With all the negative stereotypes that surround Hinduism in the West, like caste, idolatry, etc., do you ever feel ashamed of openly stating you are a Hindu?

Not at all. In fact I'm very proud of displaying my identity in my dress, tattoos, jewelery, etc., and I am always ready to enlighten people that such problems in Indian society have both been magnified out of proportion and are nothing to do with Hindu spirituality or scriptures. A lot of Western yoga practitioners who partcipate in the full range of Hindu practices will vigorously dissociate themselves from Hinduism based on these misconceptions, which is a real shame. These people should be at the forefront of educating people to remove these misconceptions.

What spiritual practices do you participate in personally?
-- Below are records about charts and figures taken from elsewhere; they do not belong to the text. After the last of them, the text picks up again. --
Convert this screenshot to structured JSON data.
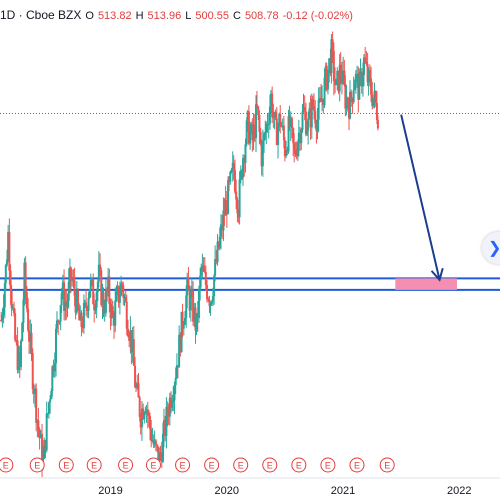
{
  "legend": {
    "symbol": "1D · Cboe BZX",
    "open_label": "O",
    "open": "513.82",
    "high_label": "H",
    "high": "513.96",
    "low_label": "L",
    "low": "500.55",
    "close_label": "C",
    "close": "508.78",
    "change": "-0.12 (-0.02%)"
  },
  "colors": {
    "up": "#26a69a",
    "down": "#ef5350",
    "level_line": "#1e5bd8",
    "arrow": "#1a3d8f",
    "target_box": "#f48fb1",
    "price_line": "#e33d3d",
    "earnings": "#e33d3d"
  },
  "chart_data": {
    "type": "candlestick",
    "title": "",
    "xlabel": "",
    "ylabel": "",
    "x_ticks": [
      "2019",
      "2020",
      "2021",
      "2022"
    ],
    "x_tick_values": [
      2019.0,
      2020.0,
      2021.0,
      2022.0
    ],
    "xlim": [
      2018.05,
      2022.35
    ],
    "ylim": [
      255,
      560
    ],
    "series": [
      {
        "values": [
          [
            2018.06,
            365
          ],
          [
            2018.1,
            400
          ],
          [
            2018.12,
            425
          ],
          [
            2018.15,
            380
          ],
          [
            2018.18,
            350
          ],
          [
            2018.22,
            330
          ],
          [
            2018.26,
            395
          ],
          [
            2018.3,
            355
          ],
          [
            2018.34,
            320
          ],
          [
            2018.38,
            290
          ],
          [
            2018.42,
            265
          ],
          [
            2018.46,
            300
          ],
          [
            2018.5,
            330
          ],
          [
            2018.54,
            360
          ],
          [
            2018.58,
            385
          ],
          [
            2018.62,
            375
          ],
          [
            2018.66,
            395
          ],
          [
            2018.7,
            380
          ],
          [
            2018.74,
            360
          ],
          [
            2018.78,
            370
          ],
          [
            2018.82,
            390
          ],
          [
            2018.86,
            380
          ],
          [
            2018.9,
            395
          ],
          [
            2018.94,
            375
          ],
          [
            2018.98,
            385
          ],
          [
            2019.02,
            365
          ],
          [
            2019.06,
            380
          ],
          [
            2019.1,
            390
          ],
          [
            2019.14,
            370
          ],
          [
            2019.18,
            350
          ],
          [
            2019.22,
            315
          ],
          [
            2019.26,
            300
          ],
          [
            2019.3,
            310
          ],
          [
            2019.34,
            290
          ],
          [
            2019.38,
            275
          ],
          [
            2019.42,
            268
          ],
          [
            2019.46,
            285
          ],
          [
            2019.5,
            305
          ],
          [
            2019.54,
            320
          ],
          [
            2019.58,
            340
          ],
          [
            2019.62,
            365
          ],
          [
            2019.66,
            385
          ],
          [
            2019.7,
            375
          ],
          [
            2019.74,
            360
          ],
          [
            2019.78,
            400
          ],
          [
            2019.82,
            390
          ],
          [
            2019.86,
            380
          ],
          [
            2019.9,
            400
          ],
          [
            2019.94,
            420
          ],
          [
            2019.98,
            440
          ],
          [
            2020.02,
            455
          ],
          [
            2020.06,
            470
          ],
          [
            2020.1,
            445
          ],
          [
            2020.14,
            480
          ],
          [
            2020.18,
            500
          ],
          [
            2020.22,
            490
          ],
          [
            2020.26,
            510
          ],
          [
            2020.3,
            480
          ],
          [
            2020.34,
            500
          ],
          [
            2020.38,
            520
          ],
          [
            2020.42,
            495
          ],
          [
            2020.46,
            505
          ],
          [
            2020.5,
            485
          ],
          [
            2020.54,
            500
          ],
          [
            2020.58,
            480
          ],
          [
            2020.62,
            495
          ],
          [
            2020.66,
            510
          ],
          [
            2020.7,
            500
          ],
          [
            2020.74,
            515
          ],
          [
            2020.78,
            505
          ],
          [
            2020.82,
            520
          ],
          [
            2020.86,
            535
          ],
          [
            2020.9,
            550
          ],
          [
            2020.94,
            525
          ],
          [
            2020.98,
            540
          ],
          [
            2021.02,
            520
          ],
          [
            2021.06,
            515
          ],
          [
            2021.1,
            535
          ],
          [
            2021.14,
            525
          ],
          [
            2021.18,
            545
          ],
          [
            2021.22,
            530
          ],
          [
            2021.26,
            520
          ],
          [
            2021.3,
            509
          ]
        ]
      }
    ],
    "horizontal_levels": [
      394,
      386
    ],
    "current_price_line": 508.78,
    "arrow": {
      "from": [
        2021.5,
        508
      ],
      "to": [
        2021.83,
        393
      ]
    },
    "target_zone": {
      "x": [
        2021.45,
        2021.98
      ],
      "y": [
        386,
        394
      ]
    },
    "earnings_markers": [
      2018.1,
      2018.37,
      2018.62,
      2018.86,
      2019.13,
      2019.37,
      2019.62,
      2019.87,
      2020.12,
      2020.37,
      2020.62,
      2020.87,
      2021.12,
      2021.38
    ],
    "earnings_label": "E"
  }
}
I teach and practice yoga and meditation. I also do Puja at home every day to my chosen deities, and participate in the main Hindu festivals at temples. I read certain Hindu scriptures as an ongoing process. In addition to this I have trained in the Hindu martial art, Kalariyappayat

Could you class a martial art as spiritual?

Very much so. Kalariyappayat incorporates philosophy and spirituality as an integral part of it. Just like Shaolin kung-fu is deeply spiritual.

Do you take an interest in Hindu social and political issues, or do you think that it is a bunch of rubbish that distracts the individual from true spirituality?

It is mistake to divorce spirituality from worldly issues. Spirituality touches upon everything, it permeates everything. Politics is an expression of human laws and ideas of order and ethics. If you look at the Ramyana or Mahabhrata--there is a lot of what you could call politics. In my opinion it's very important to be aware of social and political developments in the world. I take a special interest in Hindu issues. Learning about the Hindu struggle over the last millennium touched me very deeply.